That's two-thirds of Nigeria below the line this year
140 million Nigerians will be plunged into poverty in 2026. Economist Ngwu's warning.
That's two-thirds of the population.
Not theoretical poverty. Can't afford food poverty. Can't pay transport poverty. Can't send children to school poverty.
The projection isn't speculation. It's trajectory calculation. Current inflation rate plus wage stagnation plus subsidy removal impact equals 140 million below poverty line by year's end.
Nigeria's population: 220 million. Poverty line: income insufficient for basic necessities. 140 million below that line means majority living without ability to afford food, shelter, healthcare, transport, education.
This isn't gradual slide. It's acceleration. Subsidy removal tripled fuel prices overnight. Transport costs doubled immediately. Food prices surged 40% within months. Wages stayed flat.
Mathematical result: mass impoverishment.
For families, this means immediate decisions. Feed children or pay rent. Buy medicine or pay school fees. Eat three meals or two. These aren't hypotheticals. These are today's choices multiplied across 140 million people.
The 140 million includes people currently managing. Lower middle class. Formal sector workers. Small business owners. Civil servants. People who weren't poor last year but will be poor this year.
Because costs rose faster than any possible income adjustment. Your salary didn't triple when fuel did. Your business revenue didn't double when transport did. Your purchasing power collapsed while prices surged.
This creates new poverty—people falling from stability into desperation. Not just persistent poverty deepening. New poverty spreading.
The warning comes with calculation. Current poverty rate: 40%. Projected 2026 rate: 63%. That's 23 percentage point increase. 50 million additional people impoverished within one year.
Economists don't issue these warnings lightly. Ngwu isn't predicting disaster. He's projecting current trajectory. If nothing changes—inflation continues, wages stagnate, costs climb—mathematical outcome is 140 million in poverty.
Government can dispute projection. But can't dispute trajectory. Prices are rising. Incomes aren't. Gap widening means poverty spreading.
140 million is the consequence of that gap.
For those falling into poverty, the experience is immediate. Family that ate three meals now eats two. Children withdrawn from school because fees unaffordable. Medical care delayed because consultation costs too much. Transport minimised because fares doubled.
These individual adaptations aggregate to national crisis. 140 million people making survival compromises. Eating less. Learning less. Seeking care less. Moving less.
That's not economy shrinking. That's human capability degrading.
The projection carries policy implications. If trajectory leads to 140 million impoverished, interventions must alter trajectory. Wage increases. Price controls. Targeted subsidies. Whatever changes equation.

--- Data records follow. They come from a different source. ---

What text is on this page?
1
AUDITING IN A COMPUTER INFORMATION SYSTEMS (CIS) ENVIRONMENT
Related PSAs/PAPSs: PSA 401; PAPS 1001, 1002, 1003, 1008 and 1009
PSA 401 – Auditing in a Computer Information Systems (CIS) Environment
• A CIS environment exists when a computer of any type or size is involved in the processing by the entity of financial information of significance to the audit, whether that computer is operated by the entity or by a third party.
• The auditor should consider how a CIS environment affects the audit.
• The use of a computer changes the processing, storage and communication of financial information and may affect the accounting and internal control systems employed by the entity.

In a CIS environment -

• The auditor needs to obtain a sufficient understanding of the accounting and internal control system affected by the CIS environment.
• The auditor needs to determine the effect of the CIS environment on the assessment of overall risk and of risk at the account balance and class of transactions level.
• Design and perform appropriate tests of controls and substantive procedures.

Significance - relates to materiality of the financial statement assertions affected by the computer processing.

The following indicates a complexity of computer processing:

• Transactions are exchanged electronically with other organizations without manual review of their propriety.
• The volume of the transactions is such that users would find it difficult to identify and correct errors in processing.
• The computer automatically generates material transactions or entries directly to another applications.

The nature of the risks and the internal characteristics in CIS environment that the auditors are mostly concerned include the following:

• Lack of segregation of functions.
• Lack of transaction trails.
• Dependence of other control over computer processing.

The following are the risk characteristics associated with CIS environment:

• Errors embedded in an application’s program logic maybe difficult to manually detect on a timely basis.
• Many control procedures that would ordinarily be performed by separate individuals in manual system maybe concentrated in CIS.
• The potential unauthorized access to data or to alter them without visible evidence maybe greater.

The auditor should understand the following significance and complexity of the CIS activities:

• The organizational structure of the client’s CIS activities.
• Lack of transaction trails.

Without intervention, projection becomes reality.
Government might contest numbers. Challenge methodology. Question assumptions. But can't ignore fundamental dynamic: costs rising faster than incomes means poverty spreading.
140 million is what that spread produces.
For Nigeria, this represents development reversal. Years of poverty reduction progress erased in months. Middle class pushed into poverty. Poor pushed into destitution.
Single policy decision—subsidy removal—triggering mass impoverishment through price cascade nobody cushioned.
The 140 million warning isn't fatalism. It's trajectory alert. Current path leads here. Change path or arrive at destination.
Government has levers. Wage increases. Price stabilisation. Targeted relief. Levers exist.
Question is: will government pull them before 140 million cross poverty line?
Or wait until projection becomes reality, then respond to crisis that calculation predicted?